Today Congressman Paul Ryan and I published an article explaining the rationale for a reform of the Federal Reserve Act to establish a single “goal of long-term price stability within a framework of economic stability, including clear reporting and accountability requirements.” As part of the reporting framework the Fed would “explicitly publish and follow a monetary rule as its means to achieve price stability.” The Fed would have the discretion to choose its own rule or strategy and it “should have the discretion to deviate from its strategy,” but be accountable when if it did so: “it should have to promptly report to Congress and to the public on the reasons for the deviation”
Some have asked how such a proposal would have worked recently. That depends very much on what rule or strategy the Fed had chosen. Suppose, for example, they had chosen the rule that I proposed a number of years ago, which described Fed policy well in most of the 1980s and 1990s as Bill Poole showed in his article Understanding the Fed when he was president of the St. Louis Fed. With inflation now below the two percent target and the economy still in a slump, that rule would now be calling for a federal funds rate close to, or just slightly above, what it is now, not the minus six percent that advocates of QE2 refer to as justification for such a highly unconventional policy.

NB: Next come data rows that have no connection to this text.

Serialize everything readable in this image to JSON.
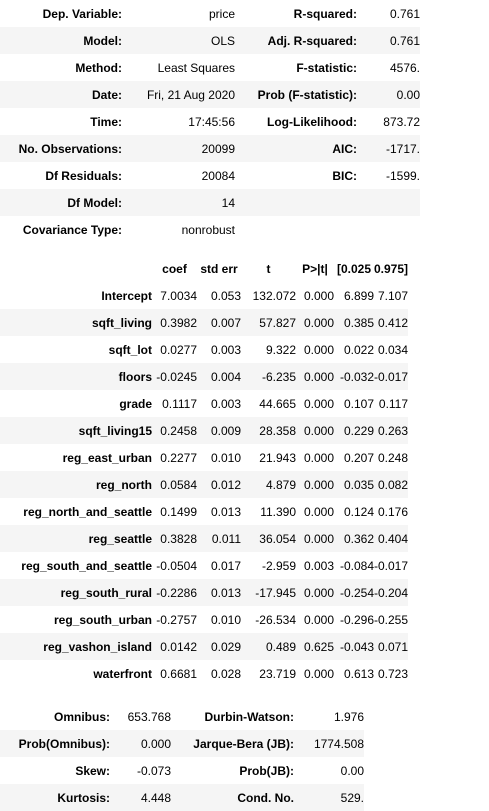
{
  "header_table": {
    "rows": [
      [
        {
          "label": "Dep. Variable:",
          "value": "price"
        },
        {
          "label": "R-squared:",
          "value": "0.761"
        }
      ],
      [
        {
          "label": "Model:",
          "value": "OLS"
        },
        {
          "label": "Adj. R-squared:",
          "value": "0.761"
        }
      ],
      [
        {
          "label": "Method:",
          "value": "Least Squares"
        },
        {
          "label": "F-statistic:",
          "value": "4576."
        }
      ],
      [
        {
          "label": "Date:",
          "value": "Fri, 21 Aug 2020"
        },
        {
          "label": "Prob (F-statistic):",
          "value": "0.00"
        }
      ],
      [
        {
          "label": "Time:",
          "value": "17:45:56"
        },
        {
          "label": "Log-Likelihood:",
          "value": "873.72"
        }
      ],
      [
        {
          "label": "No. Observations:",
          "value": "20099"
        },
        {
          "label": "AIC:",
          "value": "-1717."
        }
      ],
      [
        {
          "label": "Df Residuals:",
          "value": "20084"
        },
        {
          "label": "BIC:",
          "value": "-1599."
        }
      ],
      [
        {
          "label": "Df Model:",
          "value": "14"
        },
        {
          "label": "",
          "value": ""
        }
      ],
      [
        {
          "label": "Covariance Type:",
          "value": "nonrobust"
        },
        {
          "label": "",
          "value": ""
        }
      ]
    ]
  },
  "coef_table": {
    "headers": [
      "",
      "coef",
      "std err",
      "t",
      "P>|t|",
      "[0.025",
      "0.975]"
    ],
    "rows": [
      {
        "name": "Intercept",
        "values": [
          "7.0034",
          "0.053",
          "132.072",
          "0.000",
          "6.899",
          "7.107"
        ]
      },
      {
        "name": "sqft_living",
        "values": [
          "0.3982",
          "0.007",
          "57.827",
          "0.000",
          "0.385",
          "0.412"
        ]
      },
      {
        "name": "sqft_lot",
        "values": [
          "0.0277",
          "0.003",
          "9.322",
          "0.000",
          "0.022",
          "0.034"
        ]
      },
      {
        "name": "floors",
        "values": [
          "-0.0245",
          "0.004",
          "-6.235",
          "0.000",
          "-0.032",
          "-0.017"
        ]
      },
      {
        "name": "grade",
        "values": [
          "0.1117",
          "0.003",
          "44.665",
          "0.000",
          "0.107",
          "0.117"
        ]
      },
      {
        "name": "sqft_living15",
        "values": [
          "0.2458",
          "0.009",
          "28.358",
          "0.000",
          "0.229",
          "0.263"
        ]
      },
      {
        "name": "reg_east_urban",
        "values": [
          "0.2277",
          "0.010",
          "21.943",
          "0.000",
          "0.207",
          "0.248"
        ]
      },
      {
        "name": "reg_north",
        "values": [
          "0.0584",
          "0.012",
          "4.879",
          "0.000",
          "0.035",
          "0.082"
        ]
      },
      {
        "name": "reg_north_and_seattle",
        "values": [
          "0.1499",
          "0.013",
          "11.390",
          "0.000",
          "0.124",
          "0.176"
        ]
      },
      {
        "name": "reg_seattle",
        "values": [
          "0.3828",
          "0.011",
          "36.054",
          "0.000",
          "0.362",
          "0.404"
        ]
      },
      {
        "name": "reg_south_and_seattle",
        "values": [
          "-0.0504",
          "0.017",
          "-2.959",
          "0.003",
          "-0.084",
          "-0.017"
        ]
      },
      {
        "name": "reg_south_rural",
        "values": [
          "-0.2286",
          "0.013",
          "-17.945",
          "0.000",
          "-0.254",
          "-0.204"
        ]
      },
      {
        "name": "reg_south_urban",
        "values": [
          "-0.2757",
          "0.010",
          "-26.534",
          "0.000",
          "-0.296",
          "-0.255"
        ]
      },
      {
        "name": "reg_vashon_island",
        "values": [
          "0.0142",
          "0.029",
          "0.489",
          "0.625",
          "-0.043",
          "0.071"
        ]
      },
      {
        "name": "waterfront",
        "values": [
          "0.6681",
          "0.028",
          "23.719",
          "0.000",
          "0.613",
          "0.723"
        ]
      }
    ]
  },
  "diag_table": {
    "rows": [
      [
        {
          "label": "Omnibus:",
          "value": "653.768"
        },
        {
          "label": "Durbin-Watson:",
          "value": "1.976"
        }
      ],
      [
        {
          "label": "Prob(Omnibus):",
          "value": "0.000"
        },
        {
          "label": "Jarque-Bera (JB):",
          "value": "1774.508"
        }
      ],
      [
        {
          "label": "Skew:",
          "value": "-0.073"
        },
        {
          "label": "Prob(JB):",
          "value": "0.00"
        }
      ],
      [
        {
          "label": "Kurtosis:",
          "value": "4.448"
        },
        {
          "label": "Cond. No.",
          "value": "529."
        }
      ]
    ]
  }
}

Equally important, interest rates would not have been held so low in 2002-2004 which was one of the reasons for the financial crisis. Of course the Fed might have chosen a different rule, but then we would at least have had the opportunity for public discussion and understanding of its strategy for monetary policy. The proposed reporting and accountability requirements would restore the requirements that were removed in 2000 (as explained here), but with an emphasis on a rule for policy rather than ranges for the growth of the monetary aggregates.